Bruno Aceves
Al otro lado del vagón estaba
una niña con ojos grandes; con toda el alma y el dedo meñique intentaba sacarse
un moco: ahí estaba posada, negra, la mirada de él. Ahora sí se había metido, junto
con su bocota, en una de locos.
Un frenón los obligó a juntarse, pero las miradas
hicieron lo posible por no moverse ni un milímetro; por lo menos, el triunfo de
la niña fue de utilidad para él. Verde –dijo–, la pobre está medio enferma.
–¿Cómo? ¿Qué? –preguntó ella, dispuesta a decir “azul”
si fuese necesario.
No, nada –dijo él sin voltear
a mirarla. Se hizo un rumor, consecuencia del frenazo seguido del acelerón. Pensó
que había fallado a la regla número once, la del fuera de lugar, donde claramente
se expone que una mamá, como pertenece al mundo, siempre está en casa y que el lugar
que habite se convierte siempre en suyo. Disculpe, disculpe. No hay cuidado.
El hecho de que no fuese la propia madre, además, la hacía más perfecta que la divina
trinidad: su casa, entonces, era de ella, y su esposa había pasado a ser hija más
bien y más más que bien, hija propiedad con una vida propiedad. Disculpe, disculpe.

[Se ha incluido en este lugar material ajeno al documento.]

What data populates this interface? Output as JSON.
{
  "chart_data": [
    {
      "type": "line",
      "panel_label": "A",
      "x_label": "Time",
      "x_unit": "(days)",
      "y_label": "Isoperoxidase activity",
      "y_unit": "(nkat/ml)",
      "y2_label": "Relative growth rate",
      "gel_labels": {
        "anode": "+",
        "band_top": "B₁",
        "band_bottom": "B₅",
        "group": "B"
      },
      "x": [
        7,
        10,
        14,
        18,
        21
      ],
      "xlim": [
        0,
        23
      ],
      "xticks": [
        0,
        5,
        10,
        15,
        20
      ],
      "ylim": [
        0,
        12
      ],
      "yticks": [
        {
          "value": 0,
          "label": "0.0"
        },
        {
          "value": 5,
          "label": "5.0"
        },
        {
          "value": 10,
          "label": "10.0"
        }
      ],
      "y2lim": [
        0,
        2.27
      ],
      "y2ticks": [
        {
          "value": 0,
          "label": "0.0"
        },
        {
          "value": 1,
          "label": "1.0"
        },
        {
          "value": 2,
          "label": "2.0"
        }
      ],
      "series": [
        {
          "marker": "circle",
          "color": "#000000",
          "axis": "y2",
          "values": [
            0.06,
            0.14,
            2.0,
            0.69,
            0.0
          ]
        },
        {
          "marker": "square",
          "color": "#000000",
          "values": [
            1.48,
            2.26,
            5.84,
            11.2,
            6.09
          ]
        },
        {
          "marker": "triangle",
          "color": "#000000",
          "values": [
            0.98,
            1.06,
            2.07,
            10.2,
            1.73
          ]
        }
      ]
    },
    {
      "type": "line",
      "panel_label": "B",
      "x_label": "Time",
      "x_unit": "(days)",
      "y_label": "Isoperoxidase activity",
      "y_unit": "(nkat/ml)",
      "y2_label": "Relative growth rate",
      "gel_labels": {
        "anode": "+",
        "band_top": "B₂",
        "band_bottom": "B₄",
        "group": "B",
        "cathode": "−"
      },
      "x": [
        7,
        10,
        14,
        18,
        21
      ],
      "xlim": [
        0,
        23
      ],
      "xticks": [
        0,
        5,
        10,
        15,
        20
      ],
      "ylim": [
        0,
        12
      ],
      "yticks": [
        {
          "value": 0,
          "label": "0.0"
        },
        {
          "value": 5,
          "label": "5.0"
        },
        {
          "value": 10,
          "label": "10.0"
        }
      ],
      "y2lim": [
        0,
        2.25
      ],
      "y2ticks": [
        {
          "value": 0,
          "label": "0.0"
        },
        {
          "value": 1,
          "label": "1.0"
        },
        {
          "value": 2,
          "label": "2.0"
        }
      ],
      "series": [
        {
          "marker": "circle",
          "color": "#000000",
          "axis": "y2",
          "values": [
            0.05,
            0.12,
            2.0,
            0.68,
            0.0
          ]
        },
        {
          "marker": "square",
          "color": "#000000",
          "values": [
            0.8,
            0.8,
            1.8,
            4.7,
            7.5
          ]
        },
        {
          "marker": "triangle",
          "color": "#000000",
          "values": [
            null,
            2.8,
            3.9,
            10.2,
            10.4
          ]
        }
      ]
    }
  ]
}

No hay cuidado. Otra regla de oro, y aprendida desde la primaria: con las
mamás no te metas. Y lo hizo, pero hasta dentro: no sólo había insinuado que su
madre era algo parecido a una carga, sino que no era bien recibida y que no era
ni amable ni bonita. Se abrieron las puertas y el vagón duplicó su población en
treinta segundos. Ella pensó que estaban más cerca, pero a la vez taaaan
distantes, y que si pudiera haría una película con la historia de su vida. No se
le ocurrió ningún título, pero tampoco le importó. Recordó a mamá, a quien ese que
casi la estaba pisando había insultado agarrándose para ridiculizarla de unos cuantos
e inofensivos kilitos de más.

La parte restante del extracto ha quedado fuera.